I own both the 21/4.0 and 21/2.8 Konica Hexanon lenses. I have owned the 21/4.0 since 1970 and have generally been pleased with it's performance, although I admit to using it infrequently (the 24mm 2.8 is my full time wide angle). I purchased the 21/2.8 a year ago or so in order to compare it to the 21/4.0. I made the comparison a few months ago and decided to sell the worst performer on eBay. Life isn't always fair, and such was the case in this test of the two Hexanons. I used Kodachrome 25 slide film and a tripod mounted FT-1 body. I took shots of a busy commercial area with edge to edge and corner to corner detail from a hillside vista at wide open aperture and at F 8.0. I evaluated the finished slides with a 30X magnifier, and the results were unmistakable: the 21/2.8 Hexanon was noticeably sharper at the center, and the 21/4.0 was noticeably sharper at the edges! Either lens could be preferable for a given circumstance. What to do? How to choose? Keep both? Flip a coin? Evaluate needs? Build a decision matrix? Arrrrrgh! In the end, nostalgia ruled the day. I decided to keep my old 21/4.0. At 30X, the center still looks pretty good when you don't make direct comparisons, and like I said, I don't use it a lot anyway. The 21/2.8 will likely be up on eBay soon. It is perfectly mint in box with hood, caps, and case. It has been on a camera one time for two pictures. Thought those of you who worry about such things would like to know (as did I). Now you know, so go out and take some pictures!
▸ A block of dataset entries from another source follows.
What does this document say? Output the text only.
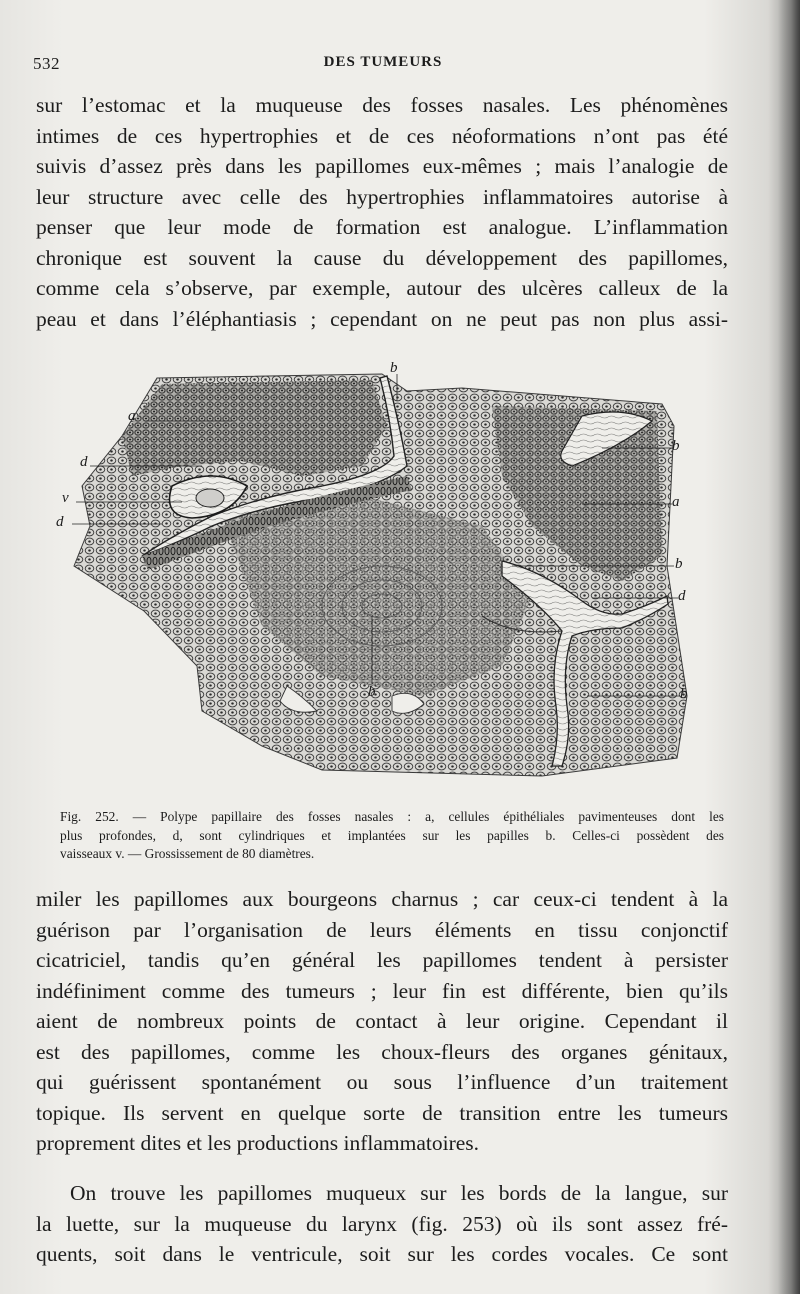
532	DES TUMEURS
sur l’estomac et la muqueuse des fosses nasales. Les phénomènes
intimes de ces hypertrophies et de ces néoformations n’ont pas été
suivis d’assez près dans les papillomes eux-mêmes ; mais l’analogie de
leur structure avec celle des hypertrophies inflammatoires autorise à
penser que leur mode de formation est analogue. L’inflammation
chronique est souvent la cause du développement des papillomes,
comme cela s’observe, par exemple, autour des ulcères calleux de la
peau et dans l’éléphantiasis ; cependant on ne peut pas non plus assi-
a
d
v
d
b
b
a
b
d
b	b
Fig. 252. — Polype papillaire des fosses nasales : a, cellules épithéliales pavimenteuses dont les
plus profondes, d, sont cylindriques et implantées sur les papilles b. Celles-ci possèdent des
vaisseaux v. — Grossissement de 80 diamètres.
miler les papillomes aux bourgeons charnus ; car ceux-ci tendent à la
guérison par l’organisation de leurs éléments en tissu conjonctif
cicatriciel, tandis qu’en général les papillomes tendent à persister
indéfiniment comme des tumeurs ; leur fin est différente, bien qu’ils
aient de nombreux points de contact à leur origine. Cependant il
est des papillomes, comme les choux-fleurs des organes génitaux,
qui guérissent spontanément ou sous l’influence d’un traitement
topique. Ils servent en quelque sorte de transition entre les tumeurs
proprement dites et les productions inflammatoires.
On trouve les papillomes muqueux sur les bords de la langue, sur
la luette, sur la muqueuse du larynx (fig. 253) où ils sont assez fré-
quents, soit dans le ventricule, soit sur les cordes vocales. Ce sont
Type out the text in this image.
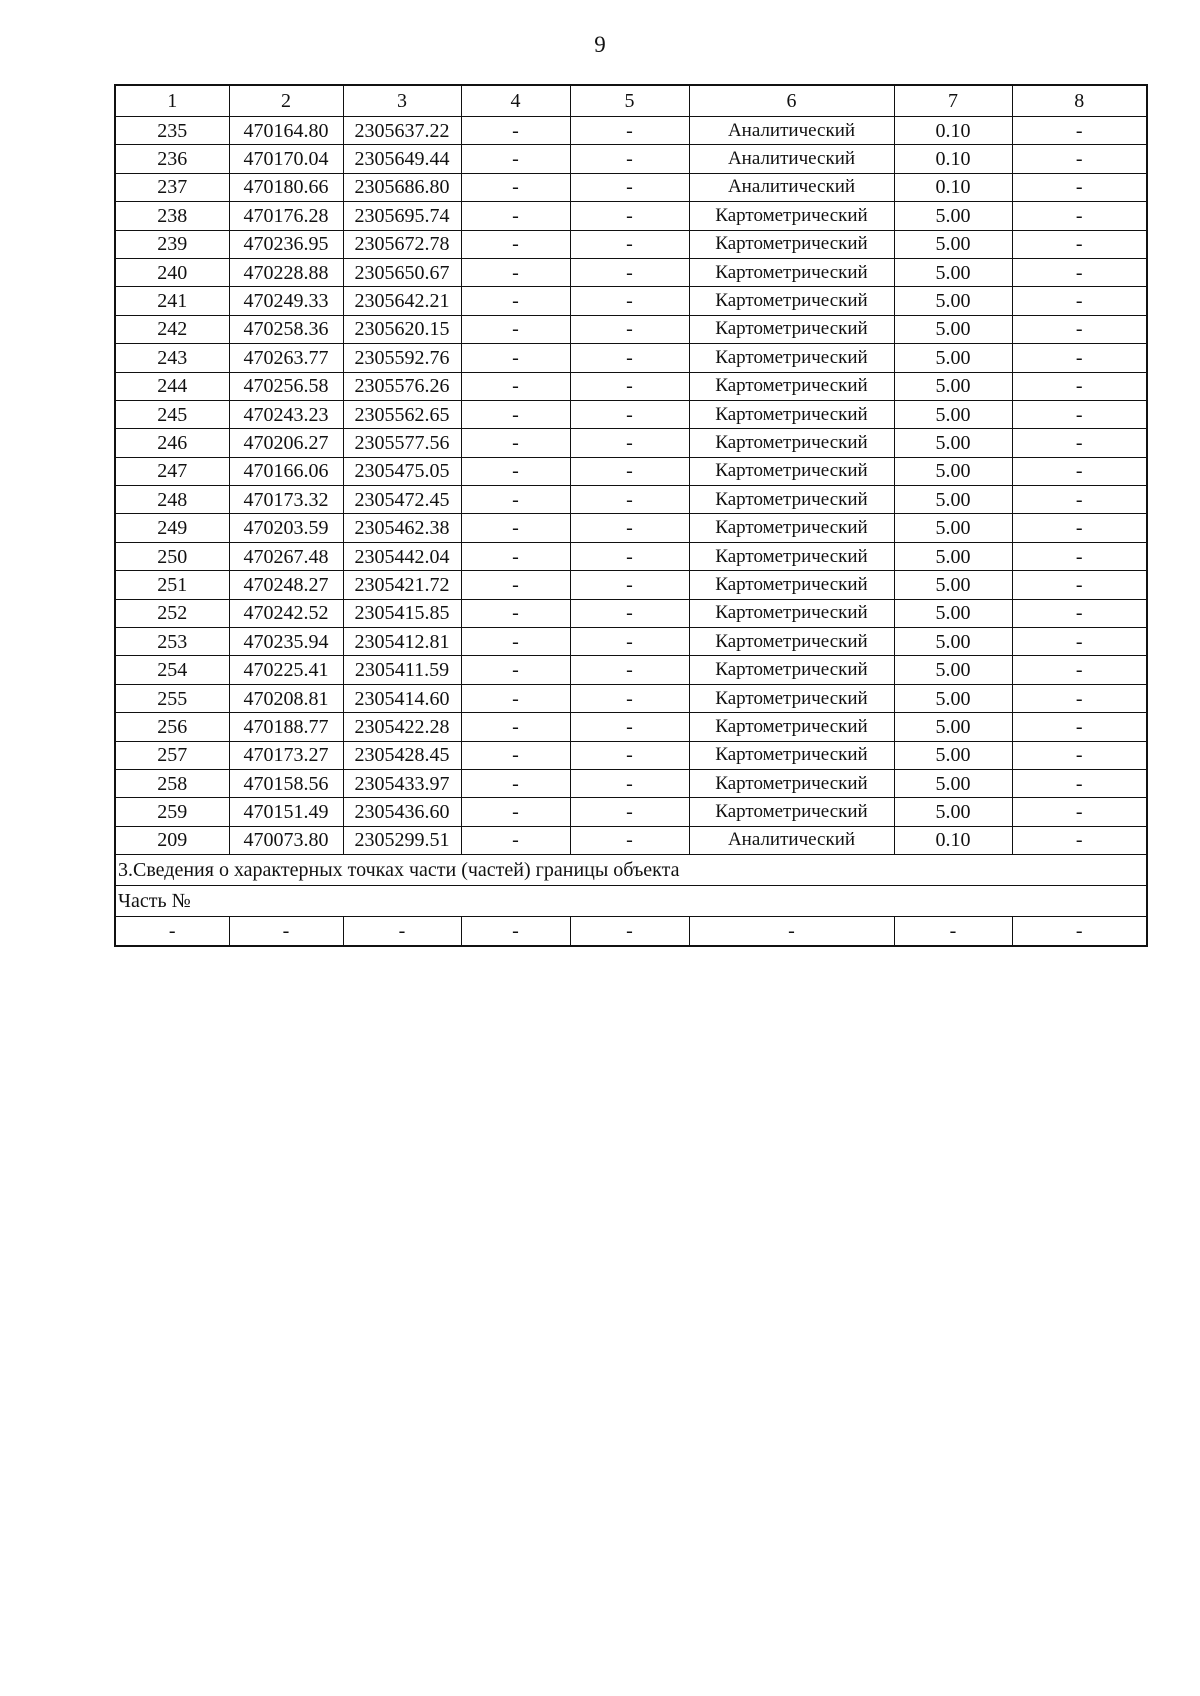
9
1	2	3	4	5	6	7	8
235	470164.80	2305637.22	-	-	Аналитический	0.10	-
236	470170.04	2305649.44	-	-	Аналитический	0.10	-
237	470180.66	2305686.80	-	-	Аналитический	0.10	-
238	470176.28	2305695.74	-	-	Картометрический	5.00	-
239	470236.95	2305672.78	-	-	Картометрический	5.00	-
240	470228.88	2305650.67	-	-	Картометрический	5.00	-
241	470249.33	2305642.21	-	-	Картометрический	5.00	-
242	470258.36	2305620.15	-	-	Картометрический	5.00	-
243	470263.77	2305592.76	-	-	Картометрический	5.00	-
244	470256.58	2305576.26	-	-	Картометрический	5.00	-
245	470243.23	2305562.65	-	-	Картометрический	5.00	-
246	470206.27	2305577.56	-	-	Картометрический	5.00	-
247	470166.06	2305475.05	-	-	Картометрический	5.00	-
248	470173.32	2305472.45	-	-	Картометрический	5.00	-
249	470203.59	2305462.38	-	-	Картометрический	5.00	-
250	470267.48	2305442.04	-	-	Картометрический	5.00	-
251	470248.27	2305421.72	-	-	Картометрический	5.00	-
252	470242.52	2305415.85	-	-	Картометрический	5.00	-
253	470235.94	2305412.81	-	-	Картометрический	5.00	-
254	470225.41	2305411.59	-	-	Картометрический	5.00	-
255	470208.81	2305414.60	-	-	Картометрический	5.00	-
256	470188.77	2305422.28	-	-	Картометрический	5.00	-
257	470173.27	2305428.45	-	-	Картометрический	5.00	-
258	470158.56	2305433.97	-	-	Картометрический	5.00	-
259	470151.49	2305436.60	-	-	Картометрический	5.00	-
209	470073.80	2305299.51	-	-	Аналитический	0.10	-
3.Сведения о характерных точках части (частей) границы объекта							
Часть №							
-	-	-	-	-	-	-	-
My favourite lens is the 21mm. I got it very cheaply with its original lends hood and leather case in perfect condition. There's a little loss of sharpness towards the extreme corners but it's a cracking lens.
The Hexanon / Hexanon AR 21 mm / F4 is of very good optical quality and renders sharp images with high contrast. Vignetting is visible with this exteme wide-angle lens, but is not too disturbing. Distortions are corrected very well, although there are pincushion distortions detectable with straight lines running parallel to the frame – the extreme wide-angle effect is always clearly visible, however. The faster successor model is said to have better sharpness, but I have no own experiences with this lens.
Due to its huge, not recessed front element, the Hexanon / Hexanon AR 21 mm / F4 is a bit prone to flare. With its huge field of view, the sun is frequently lying in or just outside the image. Therefore you should use the original lens hood if possible, which was delivered with the lens. It gives much better protection than a collapsible lens hood, that gives almost no shading with the big diameter and the wide image angle. The original lens hood covers those parts of the front element that are outside the image area on the film, leaving open a rectangular opening . The precise aligning is ensured by a groove in the lens barrel with a corresponding feather in the hood.
The viewfinder image is a bit dim with the widest aperture of 1:4, in low lighting split-image or microprism focusing aids tend to black out – precise focusing is a bit tricky under these circumstances.
When new, the Hexanon / Hexanon AR 21 mm / F4 was quite an expensive lens, because of its extreme focal length it is quite rare and difficult to find. As a rare collector's item, it tends to fetch high prices nowadays. On the other hand, due to its extreme focal length and its very strong wide angle effect, possible use is somewhat limited. Whether the high price can be justified, is a matter of your personal needs. If you find yourself having much use for this focal length, the Hexanon / Hexanon AR 21 mm / F4 will serve you well.